Paul’s Shoddy Arguments Against the Nuclear Deal
The deal is bad because 1) sanctions relief precedes evidence of compliance 2) Iran is left with significant nuclear capacity 2/2
— Dr. Rand Paul (@RandPaul) July 14, 2015
These are terrible reasons to oppose the deal. There was bound to be some sanctions relief up front to give Iran’s negotiators something that they could sell to their people back home and to give them an incentive to follow through with their side of the agreement. Paul’s objection is flawed because he assumes that a “good” deal would require Iran to fulfill all of its obligations before it gained anything from the agreement. If the deal had been structured this way, there probably wouldn’t have been an agreement. More to the point, sanctions relief is what the U.S. and the other members of the P5+1 are expected to offer as their part of the bargain. If these governments didn’t offer any sanctions relief at the start, they would be failing to comply with their commitments. In short, Paul is opposed to the deal because it includes a compromise that was probably necessary in order to secure an agreement that achieves a much more important goal. That’s no reason to oppose the result of a successful negotiation, and it suggests that Paul wants to continue his vain efforts to placate his party’s hard-liners.

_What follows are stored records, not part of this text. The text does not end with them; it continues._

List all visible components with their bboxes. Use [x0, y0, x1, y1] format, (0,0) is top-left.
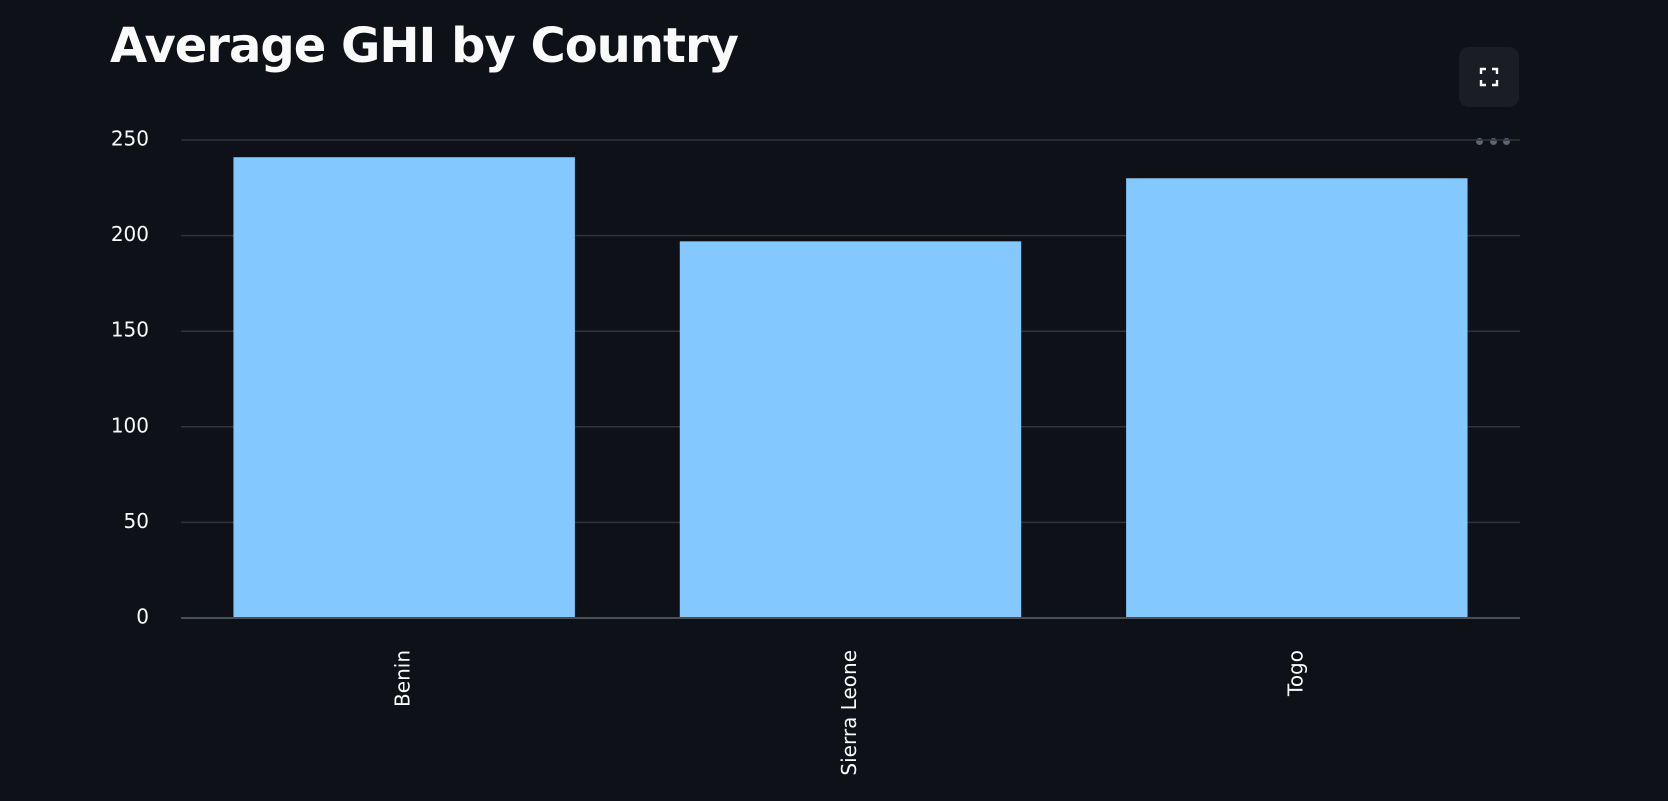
more-horizontal-icon — [1476, 137, 1483, 145]
more-horizontal-icon — [1503, 137, 1510, 145]
y-tick-label: 250 — [111, 127, 149, 151]
bars — [233, 157, 1468, 619]
page-title: Average GHI by Country — [110, 18, 739, 74]
y-tick-label: 100 — [111, 413, 149, 437]
y-tick-label: 200 — [111, 222, 149, 246]
x-tick-label: Togo — [1283, 650, 1307, 697]
x-tick-label: Benin — [391, 650, 415, 707]
more-horizontal-icon — [1489, 137, 1497, 145]
bar[interactable] — [679, 241, 1022, 618]
y-tick-label: 0 — [136, 605, 149, 629]
y-tick-label: 150 — [111, 318, 149, 342]
y-tick-label: 50 — [124, 509, 149, 533]
x-tick-label: Sierra Leone — [837, 650, 861, 776]
bar[interactable] — [1126, 178, 1468, 619]
expand-icon — [1479, 67, 1499, 87]
labels: 0 50 100 150 200 250 Benin Sierra Leone Togo — [111, 127, 1308, 776]
fullscreen-button[interactable] — [1459, 47, 1519, 107]
bar[interactable] — [233, 157, 575, 618]
chart-menu-button[interactable] — [1476, 134, 1510, 148]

The second part of this objection is even worse than the first because it was always certain to be part of any deal. Iran was always going to retain some significant “nuclear capacity” so long as its nuclear program remained intact, and it was never going to negotiate away its entire program. Faulting the deal for “leaving” Iran with a much more restricted program than it had before negotiations started is the definition of making the perfect the enemy of the good. It is an extremely unreasonable position, and one that continues his self-defeating pattern of increasingly hawkish posturing.
Paul’s chance at the 2016 nomination was never that great, but to the extent that he had a chance it required him to distinguish himself from the rest of the field and to offer the party a clear alternative to the party’s current foreign policy. He has spent the last year and more going out of his way to eliminate the things that distinguished him from his competitors, and he has repeatedly embraced positions on foreign policy that make him little more than a conventional hawkish Republican. He has won no new supporters in the process, but he has guaranteed that what little support he still has will keep evaporating.